Train ssd_mobilenet of the Tensorflow Object Detection API with your own data.

My training machine

AWS p3.2xlarge(Tesla V100 16GB 300W)
- Ubuntu 16.04
- docker-ce
- nvidia-docker
  - nvidia/cuda
  - Python 3.6.3/OpenCV 3.3.1/Tensorflow r1.4.1 (build from source)
  - Tensorflow Object Detection API (branch r1.5)
- nvidia-docker
  - nvidia/cuda:9.0-devel-ubuntu16.04
  - Python 2.7.12/OpenCV 3.4.2/Tensorflow r1.8.0 (build from source)
  - Tensorflow Object Detection API (branch master)
PC
- CPU: i7-8700 3.20GHz 6-core 12-threads
- GPU: NVIDIA GTX1060 6GB 120W
- MEMORY: 32GB
- Ubuntu 16.04
- docker-ce
- nvidia-docker
  - nvidia/cuda:9.0-devel-ubuntu16.04
  - Pyton 2.7.12/OpenCV 3.4.2/Tensorflow 1.8.0 (build from source)
  - Tensorflow Object Detection API (branch master)
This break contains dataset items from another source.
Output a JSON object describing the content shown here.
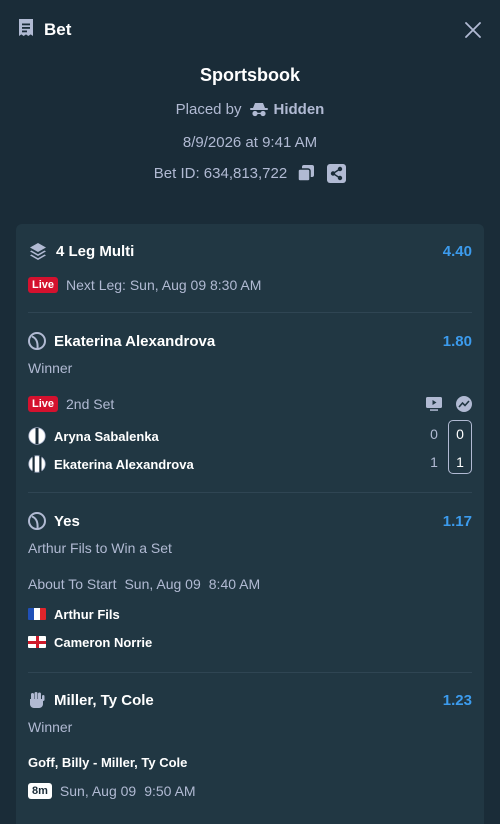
{
  "header": {
    "title": "Bet"
  },
  "info": {
    "title": "Sportsbook",
    "placed_by_label": "Placed by",
    "placed_by_user": "Hidden",
    "date": "8/9/2026 at 9:41 AM",
    "bet_id": "Bet ID: 634,813,722"
  },
  "multi": {
    "title": "4 Leg Multi",
    "odds": "4.40",
    "live_label": "Live",
    "next_leg": "Next Leg: Sun, Aug 09 8:30 AM"
  },
  "legs": [
    {
      "title": "Ekaterina Alexandrova",
      "odds": "1.80",
      "market": "Winner",
      "status_label": "Live",
      "status_text": "2nd Set",
      "players": [
        {
          "name": "Aryna Sabalenka",
          "games": "0",
          "sets": "0"
        },
        {
          "name": "Ekaterina Alexandrova",
          "games": "1",
          "sets": "1"
        }
      ]
    },
    {
      "title": "Yes",
      "odds": "1.17",
      "market": "Arthur Fils to Win a Set",
      "status_text": "About To Start",
      "date": "Sun, Aug 09",
      "time": "8:40 AM",
      "players": [
        {
          "name": "Arthur Fils",
          "flag": "france"
        },
        {
          "name": "Cameron Norrie",
          "flag": "england"
        }
      ]
    },
    {
      "title": "Miller, Ty Cole",
      "odds": "1.23",
      "market": "Winner",
      "matchup": "Goff, Billy - Miller, Ty Cole",
      "countdown": "8m",
      "date": "Sun, Aug 09",
      "time": "9:50 AM"
    }
  ],
  "colors": {
    "background": "#1a2c38",
    "card": "#213743",
    "accent": "#3c9bed",
    "live": "#d4112e",
    "text_secondary": "#b1bad3"
  },
  "icons": [
    "receipt-icon",
    "close-icon",
    "incognito-icon",
    "copy-icon",
    "share-icon",
    "layers-icon",
    "tennis-ball-icon",
    "livestream-icon",
    "stats-icon",
    "fist-icon"
  ]
}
Create PascalVOC data from your JPG images.
Setting Tensorflow Object Detection API.
Create TF Record data from PascalVOC data.
Training.
Freeze Graph.
Run.

Create PascalVOC data from your JPG images.

Install LabelImg on your Ubuntu desktop PC.
- For Windows PC you can use VMware Player.
Make labels by hand.
Move files into dirs.
Make label_map.pbtxt.
Upload to training machine.

Install LabelImg on your Ubuntu desktop PC.

Install LabelImg.

mkdir ~/github
sudo apt-get install -y pyqt4-dev-tools
sudo apt-get install -y python-pip
sudo pip install --upgrade pip
sudo pip install lxml

cd ~/github
git clone https://github.com/tzutalin/labelImg

cd ~/github/labelImg
make qt4py2

Make labels by hand.

Make all image's label with LabelImg.

cd ~/github/labelImg
./labelImg.py

Move files into dirs.

Divide directory of jpg file and xml file.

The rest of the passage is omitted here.